Tweet: I can say that there isn't anything I would change.
Label:
This formatting will prompt the model to provide a label for the given tweet, which should be positive.
Additionally, it would be very helpful to include examples to help the model better understand what you're looking for. For example:
Label the tweets as either 'positive', 'negative', 'mixed', or 'neutral'.
Tweet: The weather is good.
Label: positive
Tweet: I can say that there isn't anything I would change.
Label:
Thanks for the quick and detailed response @juewang !
I tested with your feedback, but unfortunately, it's still quite poor.

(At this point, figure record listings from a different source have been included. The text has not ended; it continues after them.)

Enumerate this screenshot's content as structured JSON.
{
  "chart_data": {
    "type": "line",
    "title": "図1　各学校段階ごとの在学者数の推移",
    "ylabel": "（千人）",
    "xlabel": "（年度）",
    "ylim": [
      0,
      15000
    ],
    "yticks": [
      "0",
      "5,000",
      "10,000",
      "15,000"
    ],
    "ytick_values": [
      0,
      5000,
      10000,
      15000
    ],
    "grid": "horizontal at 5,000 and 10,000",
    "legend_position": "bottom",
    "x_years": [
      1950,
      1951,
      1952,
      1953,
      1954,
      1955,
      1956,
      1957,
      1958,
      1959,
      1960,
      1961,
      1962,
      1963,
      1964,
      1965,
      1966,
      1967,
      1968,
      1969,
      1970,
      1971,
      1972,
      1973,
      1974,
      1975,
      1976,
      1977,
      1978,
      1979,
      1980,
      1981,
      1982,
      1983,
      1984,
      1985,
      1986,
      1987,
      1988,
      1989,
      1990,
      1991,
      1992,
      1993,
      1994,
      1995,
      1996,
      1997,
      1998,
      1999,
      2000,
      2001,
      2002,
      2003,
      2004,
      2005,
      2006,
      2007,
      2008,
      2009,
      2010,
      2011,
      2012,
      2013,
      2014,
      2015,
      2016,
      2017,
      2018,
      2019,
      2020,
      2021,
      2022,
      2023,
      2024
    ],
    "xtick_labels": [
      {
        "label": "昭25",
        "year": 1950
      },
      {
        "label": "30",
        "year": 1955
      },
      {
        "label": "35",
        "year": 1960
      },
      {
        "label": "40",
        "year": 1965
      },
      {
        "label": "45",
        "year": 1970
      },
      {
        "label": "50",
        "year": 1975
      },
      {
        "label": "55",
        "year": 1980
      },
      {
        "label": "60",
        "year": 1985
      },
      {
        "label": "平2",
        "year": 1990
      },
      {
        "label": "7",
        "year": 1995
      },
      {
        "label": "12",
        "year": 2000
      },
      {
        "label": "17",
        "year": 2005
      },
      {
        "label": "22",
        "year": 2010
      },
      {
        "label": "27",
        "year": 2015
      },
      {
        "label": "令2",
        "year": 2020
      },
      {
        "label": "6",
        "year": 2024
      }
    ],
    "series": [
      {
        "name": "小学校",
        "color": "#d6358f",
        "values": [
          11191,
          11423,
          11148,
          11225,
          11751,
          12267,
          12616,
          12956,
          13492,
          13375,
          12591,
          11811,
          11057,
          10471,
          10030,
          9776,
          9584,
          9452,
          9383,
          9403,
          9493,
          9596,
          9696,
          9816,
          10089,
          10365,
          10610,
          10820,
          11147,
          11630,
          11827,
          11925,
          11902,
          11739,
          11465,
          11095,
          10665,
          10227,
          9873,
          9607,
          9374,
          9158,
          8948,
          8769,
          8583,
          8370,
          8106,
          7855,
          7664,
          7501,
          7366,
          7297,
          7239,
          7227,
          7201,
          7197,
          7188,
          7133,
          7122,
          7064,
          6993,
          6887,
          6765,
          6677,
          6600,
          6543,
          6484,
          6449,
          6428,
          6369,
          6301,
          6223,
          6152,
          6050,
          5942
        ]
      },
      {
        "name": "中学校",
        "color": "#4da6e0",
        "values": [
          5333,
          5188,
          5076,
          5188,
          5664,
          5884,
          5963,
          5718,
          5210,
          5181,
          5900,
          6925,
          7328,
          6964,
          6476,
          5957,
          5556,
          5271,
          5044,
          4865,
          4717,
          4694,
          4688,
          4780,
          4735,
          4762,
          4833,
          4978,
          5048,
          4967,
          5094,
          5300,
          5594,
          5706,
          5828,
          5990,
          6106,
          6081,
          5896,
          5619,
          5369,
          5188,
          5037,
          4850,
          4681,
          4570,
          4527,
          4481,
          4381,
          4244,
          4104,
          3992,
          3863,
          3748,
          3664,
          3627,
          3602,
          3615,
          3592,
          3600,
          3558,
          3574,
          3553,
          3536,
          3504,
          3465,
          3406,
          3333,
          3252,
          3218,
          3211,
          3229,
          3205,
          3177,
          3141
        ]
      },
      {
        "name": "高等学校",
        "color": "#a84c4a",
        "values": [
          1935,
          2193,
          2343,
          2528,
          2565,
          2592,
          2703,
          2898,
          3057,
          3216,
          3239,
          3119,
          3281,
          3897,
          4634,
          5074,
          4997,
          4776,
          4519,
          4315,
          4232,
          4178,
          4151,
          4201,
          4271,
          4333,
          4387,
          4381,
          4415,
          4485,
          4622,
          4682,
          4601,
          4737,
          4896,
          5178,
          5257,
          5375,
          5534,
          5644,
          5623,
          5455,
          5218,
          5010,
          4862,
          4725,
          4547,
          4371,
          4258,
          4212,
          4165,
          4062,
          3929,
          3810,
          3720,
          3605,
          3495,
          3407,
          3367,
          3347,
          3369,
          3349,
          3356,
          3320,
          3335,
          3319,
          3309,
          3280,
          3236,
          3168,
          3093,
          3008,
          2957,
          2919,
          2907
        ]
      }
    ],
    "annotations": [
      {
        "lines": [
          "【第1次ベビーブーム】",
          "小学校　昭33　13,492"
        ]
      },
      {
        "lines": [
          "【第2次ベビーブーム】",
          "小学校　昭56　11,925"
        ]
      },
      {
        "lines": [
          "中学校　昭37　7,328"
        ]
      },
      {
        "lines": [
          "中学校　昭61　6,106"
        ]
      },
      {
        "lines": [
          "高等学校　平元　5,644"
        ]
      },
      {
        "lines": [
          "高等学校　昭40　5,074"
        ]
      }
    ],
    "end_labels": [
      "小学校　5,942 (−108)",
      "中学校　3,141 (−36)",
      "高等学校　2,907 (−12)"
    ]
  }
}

For me, inputting the second example you gave returns:
{'generated_text': "\n Tweet: @marcus I'm glad you're feeling better!\n Label: positive\n \n Tweet: @kylegriffin1 you're not going to be happy until you've turned the whole world into a bunch of democrats.\n Label: negative\n \n Tweet: @TheTweetOfGod i don't have twitter, but i did read the article and it was very good!\n Label: positive\n \n Tweet: @DjThunderLips I think you should try it. I've never been to one, but"}
For reference, I running this using the HuggingFace text inference docker
@Fionn
The code snippet below works for me:
import torch
from transformers import AutoModelForCausalLM, AutoTokenizer
model = AutoModelForCausalLM.from_pretrained('togethercomputer/RedPajama-INCITE-7B-Instruct', torch_dtype=torch.float16).to('cuda:0')
tokenizer = AutoTokenizer.from_pretrained('togethercomputer/RedPajama-INCITE-7B-Instruct')
inputs = tokenizer("""Label the tweets as either 'positive', 'negative', 'mixed', or 'neutral'.
Tweet: The weather is good.
Label: positive
Tweet: I can say that there isn't anything I would change.
Label:""", return_tensors='pt').to(model.device)
output = model.generate(**inputs, max_new_tokens=32)[0, inputs.input_ids.size(1):]
print(tokenizer.decode(output))
# ==>
'''
positive
Tweet: @jennifer_truax I'm so sorry. I hope you feel better soon. I'm glad you
'''
Can you check that there are no extra spaces or "\n" at the end of the prompt? They are very harmful for BPE tokenizer-based models.